Standing on a horse is just like any other skill or trust issue. It doesn’t mean it covers the complete horse. Horses can be trained to allow riders to stand on their backs. Many trick riders stand on their horses. There are a lot of people who can walk around on their horses and can’t canter. So, it’s good if your horse will stand completely still, and it does take some courage to get up there.
Take a look at this beautiful setting, including the horse, the man, and an incredible sunset. Wonderful, right? But it all depends on how experienced the horse is. If he is very green, of course, he will start bucking, rearing, and all the crazy stuff. Some horses are trained for it, though. This activity is called vaulting. It’s basically when someone stands on the horse while he is trotting or cantering, possibly even galloping. Also, it helps if the horse is familiar with you.
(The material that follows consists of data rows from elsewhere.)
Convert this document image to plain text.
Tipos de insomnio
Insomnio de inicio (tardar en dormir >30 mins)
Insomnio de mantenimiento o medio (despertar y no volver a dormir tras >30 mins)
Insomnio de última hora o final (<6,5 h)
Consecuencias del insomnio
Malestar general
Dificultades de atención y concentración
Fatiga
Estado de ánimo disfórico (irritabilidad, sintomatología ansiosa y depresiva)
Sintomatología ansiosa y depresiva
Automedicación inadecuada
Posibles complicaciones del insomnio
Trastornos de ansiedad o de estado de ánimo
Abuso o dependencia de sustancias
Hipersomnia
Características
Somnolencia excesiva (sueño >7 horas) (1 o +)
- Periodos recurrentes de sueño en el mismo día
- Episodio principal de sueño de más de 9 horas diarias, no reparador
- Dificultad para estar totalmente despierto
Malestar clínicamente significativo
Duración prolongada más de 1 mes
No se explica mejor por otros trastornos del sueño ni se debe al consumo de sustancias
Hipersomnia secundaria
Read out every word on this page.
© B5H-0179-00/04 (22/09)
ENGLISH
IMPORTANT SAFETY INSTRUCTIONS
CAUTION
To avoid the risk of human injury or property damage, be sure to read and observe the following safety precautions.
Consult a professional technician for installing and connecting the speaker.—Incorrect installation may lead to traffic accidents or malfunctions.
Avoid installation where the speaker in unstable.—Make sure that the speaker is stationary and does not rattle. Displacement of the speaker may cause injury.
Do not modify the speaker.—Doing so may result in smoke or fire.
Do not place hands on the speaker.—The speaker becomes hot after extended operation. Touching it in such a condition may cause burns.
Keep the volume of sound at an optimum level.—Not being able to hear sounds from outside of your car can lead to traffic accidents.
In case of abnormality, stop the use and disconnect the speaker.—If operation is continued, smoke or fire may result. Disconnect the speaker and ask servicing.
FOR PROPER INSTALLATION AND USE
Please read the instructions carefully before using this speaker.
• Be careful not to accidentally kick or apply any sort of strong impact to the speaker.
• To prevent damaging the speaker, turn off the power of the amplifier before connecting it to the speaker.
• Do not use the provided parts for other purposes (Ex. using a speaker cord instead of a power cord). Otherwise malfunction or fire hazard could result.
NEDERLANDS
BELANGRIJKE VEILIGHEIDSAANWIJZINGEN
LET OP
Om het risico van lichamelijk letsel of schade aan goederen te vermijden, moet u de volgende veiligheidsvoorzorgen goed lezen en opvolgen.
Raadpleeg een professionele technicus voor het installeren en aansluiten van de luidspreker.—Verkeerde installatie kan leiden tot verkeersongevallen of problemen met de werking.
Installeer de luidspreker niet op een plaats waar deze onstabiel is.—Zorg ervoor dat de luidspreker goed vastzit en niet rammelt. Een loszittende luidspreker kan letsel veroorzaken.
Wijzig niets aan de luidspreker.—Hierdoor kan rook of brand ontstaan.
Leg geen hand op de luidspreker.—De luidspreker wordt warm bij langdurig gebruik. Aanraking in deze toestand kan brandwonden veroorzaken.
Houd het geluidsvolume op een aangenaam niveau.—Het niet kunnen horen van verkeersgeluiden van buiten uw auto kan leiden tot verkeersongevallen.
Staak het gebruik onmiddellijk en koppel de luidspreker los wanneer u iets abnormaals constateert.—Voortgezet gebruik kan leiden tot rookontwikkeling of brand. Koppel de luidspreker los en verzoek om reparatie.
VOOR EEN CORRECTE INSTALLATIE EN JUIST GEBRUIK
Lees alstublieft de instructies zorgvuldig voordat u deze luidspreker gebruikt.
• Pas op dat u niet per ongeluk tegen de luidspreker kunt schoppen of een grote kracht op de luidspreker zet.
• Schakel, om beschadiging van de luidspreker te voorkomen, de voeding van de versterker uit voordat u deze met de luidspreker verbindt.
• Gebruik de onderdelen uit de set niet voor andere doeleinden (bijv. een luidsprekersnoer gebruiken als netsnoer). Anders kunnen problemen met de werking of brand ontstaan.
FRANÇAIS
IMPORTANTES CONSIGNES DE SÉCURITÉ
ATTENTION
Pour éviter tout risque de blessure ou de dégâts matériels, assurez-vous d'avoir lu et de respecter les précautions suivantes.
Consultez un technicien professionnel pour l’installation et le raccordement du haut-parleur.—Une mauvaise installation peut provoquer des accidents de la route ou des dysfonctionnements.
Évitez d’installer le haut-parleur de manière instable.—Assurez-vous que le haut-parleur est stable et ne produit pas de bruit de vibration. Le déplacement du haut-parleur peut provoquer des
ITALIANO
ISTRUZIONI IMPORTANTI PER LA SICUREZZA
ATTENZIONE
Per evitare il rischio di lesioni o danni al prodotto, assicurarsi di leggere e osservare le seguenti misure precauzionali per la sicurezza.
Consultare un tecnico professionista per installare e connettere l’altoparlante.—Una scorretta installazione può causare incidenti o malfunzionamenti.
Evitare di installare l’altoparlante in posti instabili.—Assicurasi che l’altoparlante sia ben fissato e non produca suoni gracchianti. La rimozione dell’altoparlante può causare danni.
You can say that vaulting is gymnastics on horseback and combines the skills of both gymnastics and horsemanship. It improves a rider’s seat, balance, rhythm and coordination, and confidence on the horse.
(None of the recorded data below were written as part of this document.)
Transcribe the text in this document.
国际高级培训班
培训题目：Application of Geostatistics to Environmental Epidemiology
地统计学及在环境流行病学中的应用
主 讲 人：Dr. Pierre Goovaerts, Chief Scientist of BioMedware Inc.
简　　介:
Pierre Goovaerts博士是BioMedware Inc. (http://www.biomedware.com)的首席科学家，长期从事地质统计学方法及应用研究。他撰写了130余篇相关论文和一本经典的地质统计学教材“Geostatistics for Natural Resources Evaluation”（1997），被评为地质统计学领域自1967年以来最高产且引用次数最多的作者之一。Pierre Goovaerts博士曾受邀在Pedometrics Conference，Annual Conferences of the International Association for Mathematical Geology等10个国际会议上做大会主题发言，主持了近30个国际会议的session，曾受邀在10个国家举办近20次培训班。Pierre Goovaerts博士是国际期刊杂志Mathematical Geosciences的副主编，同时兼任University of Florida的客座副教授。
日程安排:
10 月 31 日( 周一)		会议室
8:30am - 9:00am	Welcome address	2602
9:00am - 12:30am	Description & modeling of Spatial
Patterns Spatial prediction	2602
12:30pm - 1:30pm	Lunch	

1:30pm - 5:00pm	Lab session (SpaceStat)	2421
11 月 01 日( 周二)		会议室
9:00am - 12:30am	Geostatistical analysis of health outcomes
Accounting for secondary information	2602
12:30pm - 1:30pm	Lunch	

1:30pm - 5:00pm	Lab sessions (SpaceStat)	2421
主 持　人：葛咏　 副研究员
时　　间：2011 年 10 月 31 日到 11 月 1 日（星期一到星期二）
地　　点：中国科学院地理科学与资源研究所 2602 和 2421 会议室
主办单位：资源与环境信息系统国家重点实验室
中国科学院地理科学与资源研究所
A horse used for vaulting may be of any breed. Strength, a calm temperament, and steady gaits are the essential attributes. Animals with draft or warmblood breeding are popular choices, and Morgans, Appaloosas, Thoroughbreds, Quarter Horses, and other breeds have also been used for vaulting.
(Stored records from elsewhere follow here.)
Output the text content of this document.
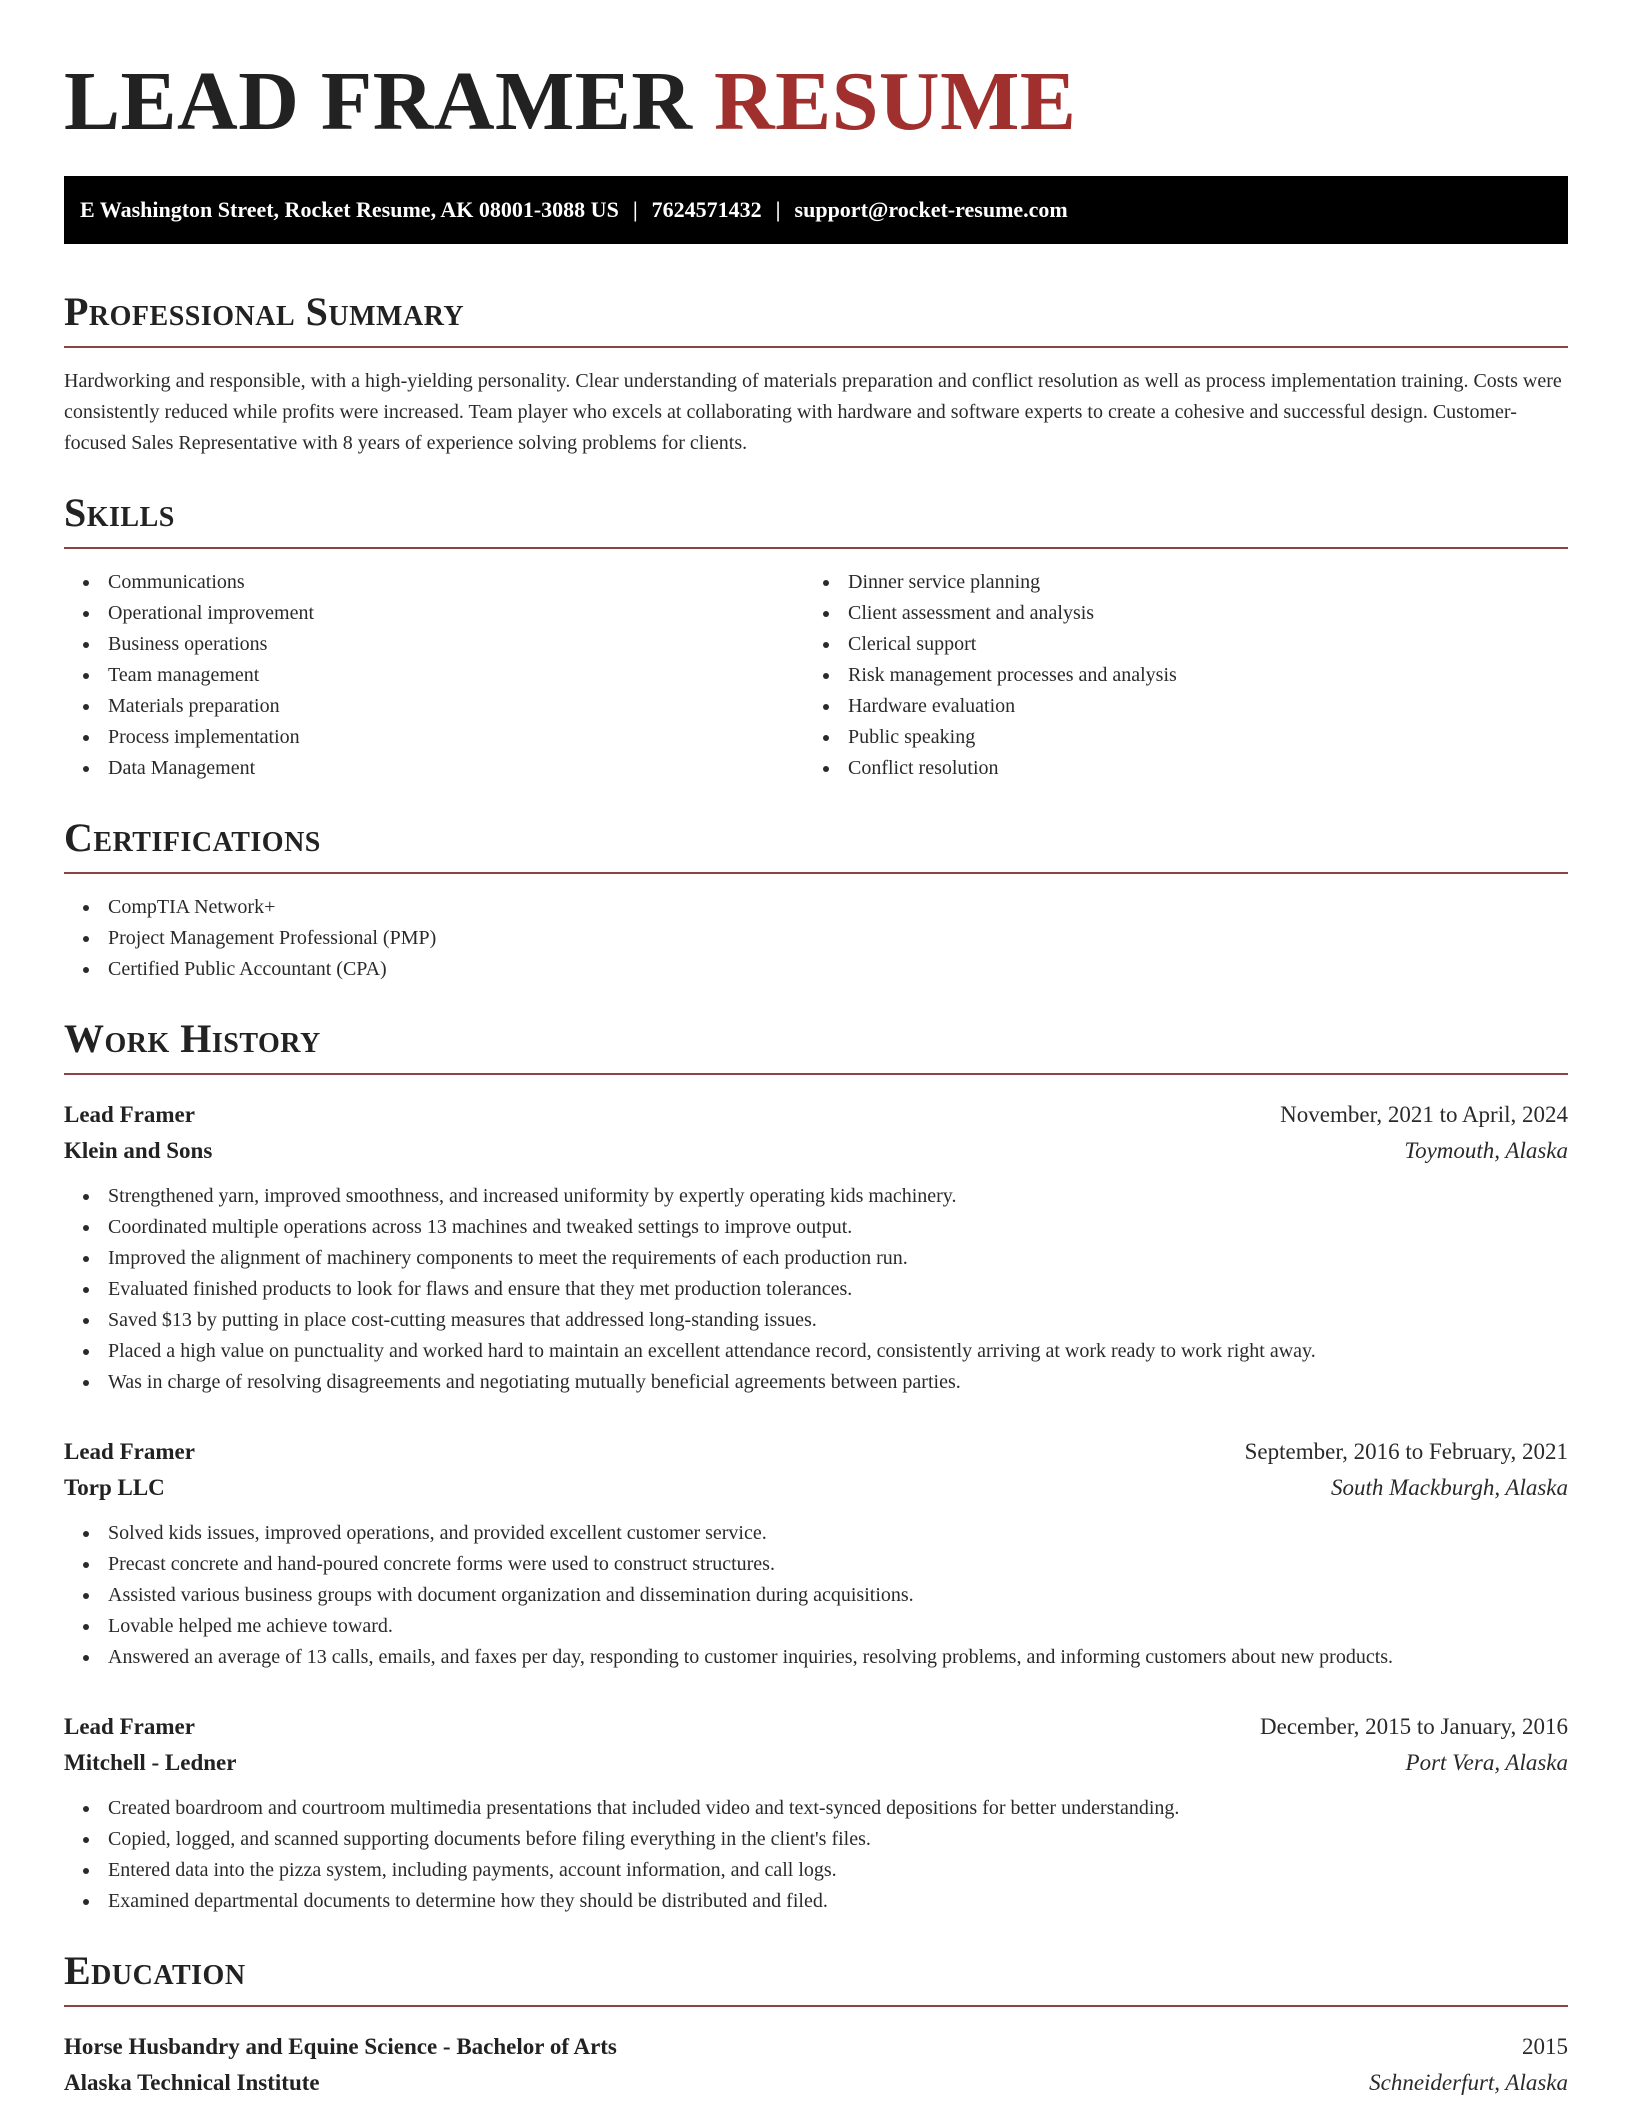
LEAD FRAMER RESUME
E Washington Street, Rocket Resume, AK 08001-3088 US | 7624571432 | support@rocket-resume.com
Professional Summary

Hardworking and responsible, with a high-yielding personality. Clear understanding of materials preparation and conflict resolution as well as process implementation training. Costs were consistently reduced while profits were increased. Team player who excels at collaborating with hardware and software experts to create a cohesive and successful design. Customer-focused Sales Representative with 8 years of experience solving problems for clients.

Skills
Communications
Operational improvement
Business operations
Team management
Materials preparation
Process implementation
Data Management
Dinner service planning
Client assessment and analysis
Clerical support
Risk management processes and analysis
Hardware evaluation
Public speaking
Conflict resolution
Certifications
CompTIA Network+
Project Management Professional (PMP)
Certified Public Accountant (CPA)
Work History
Lead Framer	November, 2021 to April, 2024
Klein and Sons	Toymouth, Alaska
Strengthened yarn, improved smoothness, and increased uniformity by expertly operating kids machinery.
Coordinated multiple operations across 13 machines and tweaked settings to improve output.
Improved the alignment of machinery components to meet the requirements of each production run.
Evaluated finished products to look for flaws and ensure that they met production tolerances.
Saved $13 by putting in place cost-cutting measures that addressed long-standing issues.
Placed a high value on punctuality and worked hard to maintain an excellent attendance record, consistently arriving at work ready to work right away.
Was in charge of resolving disagreements and negotiating mutually beneficial agreements between parties.
Lead Framer	September, 2016 to February, 2021
Torp LLC	South Mackburgh, Alaska
Solved kids issues, improved operations, and provided excellent customer service.
Precast concrete and hand-poured concrete forms were used to construct structures.
Assisted various business groups with document organization and dissemination during acquisitions.
Lovable helped me achieve toward.
Answered an average of 13 calls, emails, and faxes per day, responding to customer inquiries, resolving problems, and informing customers about new products.
Lead Framer	December, 2015 to January, 2016
Mitchell - Ledner	Port Vera, Alaska
Created boardroom and courtroom multimedia presentations that included video and text-synced depositions for better understanding.
Copied, logged, and scanned supporting documents before filing everything in the client's files.
Entered data into the pizza system, including payments, account information, and call logs.
Examined departmental documents to determine how they should be distributed and filed.
Education
Horse Husbandry and Equine Science - Bachelor of Arts	2015
Alaska Technical Institute	Schneiderfurt, Alaska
But vaulting has only been contested in one Olympics, which was the 1920 Antwerp Games. It was during the era when all equestrian sports in the Olympics had military dominance. It has since been an artistic demonstration at both the Los Angeles Games in 1984 and the Atlanta Games of 1996. And vaulting is not only the safest of the equestrian sports, and it is documented safer than riding bicycles, playing on playground equipment, and even playing soccer. A successful vaulting horse has a good, robust, and flexible canter that is easy to vault on.